10. Additional State Privacy Rights

Depending on your state of residence, you may have additional rights under laws such as the California Consumer Privacy Act (CCPA), Virginia Consumer Data Protection Act (VCDPA), Colorado Privacy Act (CPA), Connecticut Data Privacy Act (CTDPA), Utah Consumer Privacy Act (UCPA), or Nevada Privacy Law. These may include:

• Right to know what personal information we collect, use, and disclose.
• Right to access and obtain a portable copy of your data.
• Right to request deletion (subject to legal retention requirements).
• Right to opt out of the sale or sharing of personal information for targeted advertising (we do not sell or share data for such purposes).

We do not respond to “Do Not Track” signals because no uniform standard has been adopted. However, you may exercise your privacy rights by contacting us directly.

11. Professional Notices

Circular 230 Disclosure: Any U.S. tax advice contained in this website (or any communication from our firm) is not intended or written to be used, and cannot be used, for the purpose of avoiding penalties that may be imposed under the Internal Revenue Code.

California Residents: Under the CCPA, you may have specific rights regarding your data.

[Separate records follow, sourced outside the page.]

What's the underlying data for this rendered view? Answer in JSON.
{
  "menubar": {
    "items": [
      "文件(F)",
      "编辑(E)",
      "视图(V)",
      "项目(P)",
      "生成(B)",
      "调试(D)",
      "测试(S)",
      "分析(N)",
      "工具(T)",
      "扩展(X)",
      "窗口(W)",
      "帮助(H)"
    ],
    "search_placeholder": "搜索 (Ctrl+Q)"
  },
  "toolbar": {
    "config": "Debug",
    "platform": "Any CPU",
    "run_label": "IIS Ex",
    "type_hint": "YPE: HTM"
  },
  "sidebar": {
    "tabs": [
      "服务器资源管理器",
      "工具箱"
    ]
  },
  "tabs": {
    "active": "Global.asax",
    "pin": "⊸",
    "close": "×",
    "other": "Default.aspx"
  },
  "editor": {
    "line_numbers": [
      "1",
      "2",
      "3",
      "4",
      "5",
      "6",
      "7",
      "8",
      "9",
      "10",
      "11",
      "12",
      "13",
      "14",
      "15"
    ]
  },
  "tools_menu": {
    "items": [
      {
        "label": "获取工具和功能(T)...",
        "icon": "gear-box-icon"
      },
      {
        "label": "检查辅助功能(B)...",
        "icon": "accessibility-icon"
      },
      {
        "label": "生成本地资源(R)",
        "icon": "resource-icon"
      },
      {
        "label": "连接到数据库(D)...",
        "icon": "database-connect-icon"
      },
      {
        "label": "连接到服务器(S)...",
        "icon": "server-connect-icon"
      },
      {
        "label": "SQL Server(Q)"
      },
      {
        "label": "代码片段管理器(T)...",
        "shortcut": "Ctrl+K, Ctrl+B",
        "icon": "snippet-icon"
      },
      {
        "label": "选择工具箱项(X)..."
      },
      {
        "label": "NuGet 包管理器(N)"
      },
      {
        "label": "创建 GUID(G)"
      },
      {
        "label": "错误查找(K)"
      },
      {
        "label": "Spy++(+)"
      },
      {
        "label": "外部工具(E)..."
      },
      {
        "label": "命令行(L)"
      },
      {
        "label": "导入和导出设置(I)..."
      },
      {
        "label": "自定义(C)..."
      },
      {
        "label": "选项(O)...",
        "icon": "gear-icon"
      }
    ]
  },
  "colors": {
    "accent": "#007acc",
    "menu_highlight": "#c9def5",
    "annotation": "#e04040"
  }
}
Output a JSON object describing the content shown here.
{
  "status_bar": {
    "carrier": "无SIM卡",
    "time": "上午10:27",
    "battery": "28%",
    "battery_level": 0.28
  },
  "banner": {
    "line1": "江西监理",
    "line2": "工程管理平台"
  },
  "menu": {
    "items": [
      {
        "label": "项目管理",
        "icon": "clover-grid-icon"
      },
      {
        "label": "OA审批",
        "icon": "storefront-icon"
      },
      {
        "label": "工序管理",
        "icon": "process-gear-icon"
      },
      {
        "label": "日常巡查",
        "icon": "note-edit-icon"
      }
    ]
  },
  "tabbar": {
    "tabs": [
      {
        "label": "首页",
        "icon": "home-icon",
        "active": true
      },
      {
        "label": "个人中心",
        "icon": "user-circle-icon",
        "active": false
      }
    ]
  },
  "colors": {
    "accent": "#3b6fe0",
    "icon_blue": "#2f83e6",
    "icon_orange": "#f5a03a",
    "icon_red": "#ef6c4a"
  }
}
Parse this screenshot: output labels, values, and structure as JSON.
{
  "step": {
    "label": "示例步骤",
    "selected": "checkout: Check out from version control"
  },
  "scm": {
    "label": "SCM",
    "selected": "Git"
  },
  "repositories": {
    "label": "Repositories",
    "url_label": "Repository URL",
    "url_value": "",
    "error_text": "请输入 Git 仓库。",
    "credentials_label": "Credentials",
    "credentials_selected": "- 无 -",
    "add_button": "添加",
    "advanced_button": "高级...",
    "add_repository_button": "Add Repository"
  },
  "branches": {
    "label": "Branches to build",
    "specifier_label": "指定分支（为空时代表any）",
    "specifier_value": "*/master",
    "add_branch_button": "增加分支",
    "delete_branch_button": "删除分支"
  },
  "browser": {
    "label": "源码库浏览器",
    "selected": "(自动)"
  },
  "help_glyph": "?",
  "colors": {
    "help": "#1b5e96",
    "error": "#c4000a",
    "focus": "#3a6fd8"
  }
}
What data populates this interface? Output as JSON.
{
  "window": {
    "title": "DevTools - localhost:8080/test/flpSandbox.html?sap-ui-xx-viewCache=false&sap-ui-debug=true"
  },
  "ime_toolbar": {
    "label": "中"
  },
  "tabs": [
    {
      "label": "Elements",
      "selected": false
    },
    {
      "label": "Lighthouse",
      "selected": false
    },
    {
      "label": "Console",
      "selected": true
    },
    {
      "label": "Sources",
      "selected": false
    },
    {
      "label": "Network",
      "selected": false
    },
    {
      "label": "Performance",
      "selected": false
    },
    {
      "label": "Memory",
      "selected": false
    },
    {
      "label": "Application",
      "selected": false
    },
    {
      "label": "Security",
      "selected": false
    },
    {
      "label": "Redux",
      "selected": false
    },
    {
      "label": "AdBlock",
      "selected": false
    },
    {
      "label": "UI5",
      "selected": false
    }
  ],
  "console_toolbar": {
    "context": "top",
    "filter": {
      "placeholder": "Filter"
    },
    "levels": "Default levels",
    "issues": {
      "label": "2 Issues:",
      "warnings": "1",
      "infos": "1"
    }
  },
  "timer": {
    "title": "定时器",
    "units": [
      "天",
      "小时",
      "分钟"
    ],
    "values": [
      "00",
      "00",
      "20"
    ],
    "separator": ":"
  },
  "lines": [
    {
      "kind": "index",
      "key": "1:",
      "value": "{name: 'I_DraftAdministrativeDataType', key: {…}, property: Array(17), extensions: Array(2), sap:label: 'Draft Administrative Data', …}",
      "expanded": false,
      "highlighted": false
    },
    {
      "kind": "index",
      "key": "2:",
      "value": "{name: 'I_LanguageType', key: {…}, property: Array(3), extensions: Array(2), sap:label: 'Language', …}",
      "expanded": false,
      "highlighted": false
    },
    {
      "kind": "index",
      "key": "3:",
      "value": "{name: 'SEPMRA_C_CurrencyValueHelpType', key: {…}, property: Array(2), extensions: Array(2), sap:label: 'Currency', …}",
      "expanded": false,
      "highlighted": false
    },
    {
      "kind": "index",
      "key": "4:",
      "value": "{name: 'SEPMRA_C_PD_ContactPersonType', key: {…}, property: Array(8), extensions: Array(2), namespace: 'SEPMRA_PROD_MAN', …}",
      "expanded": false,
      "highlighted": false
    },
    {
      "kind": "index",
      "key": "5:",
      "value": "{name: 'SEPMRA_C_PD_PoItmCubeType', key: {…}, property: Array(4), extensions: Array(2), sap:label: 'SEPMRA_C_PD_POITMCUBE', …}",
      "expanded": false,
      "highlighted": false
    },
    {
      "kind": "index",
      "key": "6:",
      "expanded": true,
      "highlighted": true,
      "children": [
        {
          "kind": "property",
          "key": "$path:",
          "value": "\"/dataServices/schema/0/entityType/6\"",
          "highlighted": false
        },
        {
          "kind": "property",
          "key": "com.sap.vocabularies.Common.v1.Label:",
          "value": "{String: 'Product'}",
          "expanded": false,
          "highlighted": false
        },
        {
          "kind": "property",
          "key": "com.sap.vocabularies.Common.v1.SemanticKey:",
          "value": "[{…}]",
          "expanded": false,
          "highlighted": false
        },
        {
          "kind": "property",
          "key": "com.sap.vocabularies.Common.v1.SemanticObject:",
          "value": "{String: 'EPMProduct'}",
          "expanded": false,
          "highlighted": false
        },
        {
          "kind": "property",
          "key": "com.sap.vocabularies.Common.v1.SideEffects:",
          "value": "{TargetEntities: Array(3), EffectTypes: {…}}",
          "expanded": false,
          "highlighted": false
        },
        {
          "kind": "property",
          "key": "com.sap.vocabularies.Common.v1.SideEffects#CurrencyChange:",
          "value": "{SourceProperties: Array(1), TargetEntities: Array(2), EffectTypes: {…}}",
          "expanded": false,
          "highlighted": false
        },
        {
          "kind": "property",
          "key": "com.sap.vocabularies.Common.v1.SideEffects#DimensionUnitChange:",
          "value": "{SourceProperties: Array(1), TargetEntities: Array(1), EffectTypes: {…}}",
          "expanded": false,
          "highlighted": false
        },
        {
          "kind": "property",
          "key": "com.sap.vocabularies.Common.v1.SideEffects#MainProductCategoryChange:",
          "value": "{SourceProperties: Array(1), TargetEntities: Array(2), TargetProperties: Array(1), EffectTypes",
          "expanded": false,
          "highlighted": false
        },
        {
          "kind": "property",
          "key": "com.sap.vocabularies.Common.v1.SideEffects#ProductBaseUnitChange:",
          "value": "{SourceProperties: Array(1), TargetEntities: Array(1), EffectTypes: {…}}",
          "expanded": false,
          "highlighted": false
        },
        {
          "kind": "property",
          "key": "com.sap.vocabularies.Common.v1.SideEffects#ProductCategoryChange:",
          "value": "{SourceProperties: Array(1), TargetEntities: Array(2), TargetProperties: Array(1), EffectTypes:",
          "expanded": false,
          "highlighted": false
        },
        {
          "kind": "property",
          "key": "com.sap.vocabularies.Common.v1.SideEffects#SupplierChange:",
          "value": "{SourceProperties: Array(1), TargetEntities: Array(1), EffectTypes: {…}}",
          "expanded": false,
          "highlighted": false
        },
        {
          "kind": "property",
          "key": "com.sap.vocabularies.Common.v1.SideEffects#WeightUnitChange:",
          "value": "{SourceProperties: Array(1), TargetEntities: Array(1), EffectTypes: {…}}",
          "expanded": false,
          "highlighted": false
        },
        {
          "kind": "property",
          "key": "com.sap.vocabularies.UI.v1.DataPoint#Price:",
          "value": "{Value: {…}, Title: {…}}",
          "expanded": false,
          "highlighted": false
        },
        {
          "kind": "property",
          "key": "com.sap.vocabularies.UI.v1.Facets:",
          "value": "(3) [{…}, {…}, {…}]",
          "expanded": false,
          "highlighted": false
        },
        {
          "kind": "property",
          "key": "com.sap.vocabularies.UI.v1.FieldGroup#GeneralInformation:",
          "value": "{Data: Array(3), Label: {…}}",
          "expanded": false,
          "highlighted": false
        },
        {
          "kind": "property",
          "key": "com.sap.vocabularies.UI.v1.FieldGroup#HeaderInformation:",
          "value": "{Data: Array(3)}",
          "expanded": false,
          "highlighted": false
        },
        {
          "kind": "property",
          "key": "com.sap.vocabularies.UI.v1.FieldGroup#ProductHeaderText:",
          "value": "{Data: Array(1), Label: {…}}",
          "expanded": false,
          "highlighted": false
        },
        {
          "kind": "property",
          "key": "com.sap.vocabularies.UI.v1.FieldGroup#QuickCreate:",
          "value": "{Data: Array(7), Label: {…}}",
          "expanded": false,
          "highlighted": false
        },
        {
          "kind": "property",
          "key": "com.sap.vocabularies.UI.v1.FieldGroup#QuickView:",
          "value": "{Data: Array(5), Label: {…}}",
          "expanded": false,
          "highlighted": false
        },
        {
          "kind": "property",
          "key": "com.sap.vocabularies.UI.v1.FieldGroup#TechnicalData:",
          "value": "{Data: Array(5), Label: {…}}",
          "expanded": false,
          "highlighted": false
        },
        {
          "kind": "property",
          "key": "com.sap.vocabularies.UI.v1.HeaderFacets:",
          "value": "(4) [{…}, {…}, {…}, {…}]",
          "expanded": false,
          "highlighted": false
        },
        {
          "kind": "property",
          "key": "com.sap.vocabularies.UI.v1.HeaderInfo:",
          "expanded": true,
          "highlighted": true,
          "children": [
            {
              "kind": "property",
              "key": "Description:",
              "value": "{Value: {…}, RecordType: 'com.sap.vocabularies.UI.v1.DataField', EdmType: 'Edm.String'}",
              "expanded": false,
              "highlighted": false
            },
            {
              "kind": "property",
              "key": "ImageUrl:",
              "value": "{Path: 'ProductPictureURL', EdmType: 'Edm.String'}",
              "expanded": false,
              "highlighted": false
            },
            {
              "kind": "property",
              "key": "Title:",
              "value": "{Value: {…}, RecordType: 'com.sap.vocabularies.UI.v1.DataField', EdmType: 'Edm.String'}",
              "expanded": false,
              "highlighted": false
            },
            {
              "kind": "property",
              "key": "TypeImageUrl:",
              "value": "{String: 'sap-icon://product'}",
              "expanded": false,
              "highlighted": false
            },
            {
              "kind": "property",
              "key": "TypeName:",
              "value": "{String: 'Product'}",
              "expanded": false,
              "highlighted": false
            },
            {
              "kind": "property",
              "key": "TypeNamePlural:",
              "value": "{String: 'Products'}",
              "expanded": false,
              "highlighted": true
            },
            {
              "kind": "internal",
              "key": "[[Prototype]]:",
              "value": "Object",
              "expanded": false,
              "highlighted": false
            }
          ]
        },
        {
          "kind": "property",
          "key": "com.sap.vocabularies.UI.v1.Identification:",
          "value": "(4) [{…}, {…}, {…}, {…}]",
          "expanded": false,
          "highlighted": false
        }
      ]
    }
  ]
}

However, data collected for the purpose of tax preparation is largely exempt from CCPA deletion requests due to federal retention mandates (GLBA). We do not sell personal information.

GDPR: While our services are directed at U.S. taxpayers, we respect data subject rights under GDPR where applicable. Contact us for more information.

12. Changes to This Privacy Policy

We may update this Privacy Policy from time to time to reflect changes in our practices, technology, or legal requirements. The latest version will be posted on this page with a revised effective date. For material changes, we will provide prominent notice on our website or directly to active clients via email. Your continued use of our services after the effective date constitutes acceptance of the updated policy.